In Chapter 10 of All Quiet on the Western Front, after having three weeks of good food and relaxation as Paul and the others guard a deserted village and a supply dump, the men are sent to the front. There they see the few people who remain out. Soon, the air screams with shells, and Paul forgets to "do the right thing under fire" and a "blow sweeps like a whip" over his left leg. He hears Albert beside him cry out, and he yells for Albert to get up quickly. They run and fall over a hedge. With their faces smothered with duck-weed, they stay in the ditch that is filled with water and keep their heads down when they hear shells whistling. When they can, they run until they reach a small dug-out. There they bandage each other. Albert's shot is just above his knee on his right leg; Paul is injured in both leg and arm, but Albert dresses his wounds.
Because he can crawl some, Paul calls out to a passing ambulance. The driver gives them an anti-tetanus shot and takes them to a dressing station, where they fear that the surgeon will amputate their legs. Paul knows that
...the surgeons in the dressing stations amputate on the slightest provocation...[because it] is much simpler than complicated patching"

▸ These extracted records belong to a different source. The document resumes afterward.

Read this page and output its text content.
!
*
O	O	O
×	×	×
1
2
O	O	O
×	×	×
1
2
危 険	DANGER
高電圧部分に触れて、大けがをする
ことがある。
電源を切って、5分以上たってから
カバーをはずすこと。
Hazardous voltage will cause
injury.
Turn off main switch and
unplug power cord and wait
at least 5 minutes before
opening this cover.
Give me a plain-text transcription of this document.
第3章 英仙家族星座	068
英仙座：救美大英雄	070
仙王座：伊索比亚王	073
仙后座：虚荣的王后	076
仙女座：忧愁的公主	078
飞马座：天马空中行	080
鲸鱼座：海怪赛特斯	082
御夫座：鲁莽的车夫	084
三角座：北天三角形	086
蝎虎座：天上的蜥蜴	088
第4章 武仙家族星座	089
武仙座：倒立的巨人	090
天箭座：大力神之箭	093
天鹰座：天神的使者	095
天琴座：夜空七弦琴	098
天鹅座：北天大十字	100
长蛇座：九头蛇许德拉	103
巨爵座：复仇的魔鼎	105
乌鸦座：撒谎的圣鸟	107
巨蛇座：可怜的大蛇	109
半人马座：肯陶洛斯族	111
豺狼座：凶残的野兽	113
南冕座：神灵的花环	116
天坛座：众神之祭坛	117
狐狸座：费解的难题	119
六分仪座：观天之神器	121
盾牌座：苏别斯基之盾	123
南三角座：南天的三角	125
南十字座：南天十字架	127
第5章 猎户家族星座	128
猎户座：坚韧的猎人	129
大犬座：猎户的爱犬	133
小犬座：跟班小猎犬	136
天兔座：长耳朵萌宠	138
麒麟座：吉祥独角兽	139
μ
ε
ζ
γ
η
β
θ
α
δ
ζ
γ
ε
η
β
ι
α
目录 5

He and Albert both fear being made cripples for the rest of their lives. When Paul refuses the chloroform, the doctor pokes around in his wounded leg, causing Paul such pain that he tries to "crash into the surgeon's spectacles" until the angered surgeon orders, "Chloroform the scoundrel." So, Paul begs him not to use the chloroform, promising to hold still. As the young surgeon continues probing, Paul realizes that he is simply tormenting him, for he looks up over his glasses to watch Paul's face. Finally, the surgeon tosses a piece of shell to Paul, saying, "Tomorrow you'll be off home." His leg is set in plaster and he takes a hospital train in the morning.
Kropp tells Paul that they must "work" the army medical sergeant so that they can stay together. They give the sergeant-major some cigars and promise more. "I understand," the sergeant says and they are allowed to stay together. On the train they ride to a hospital. At this hospital is a Dying Room where some men are taken, but one of them with a lung injury somehow survives and returns. Unfortunately, Albert's leg is amputated and he is sent to a hospital where he will be fitted with a prosthetic. Paul is operated on because his leg will not heal from the setting. But, he does better after the operation, and is sent home to recuperate.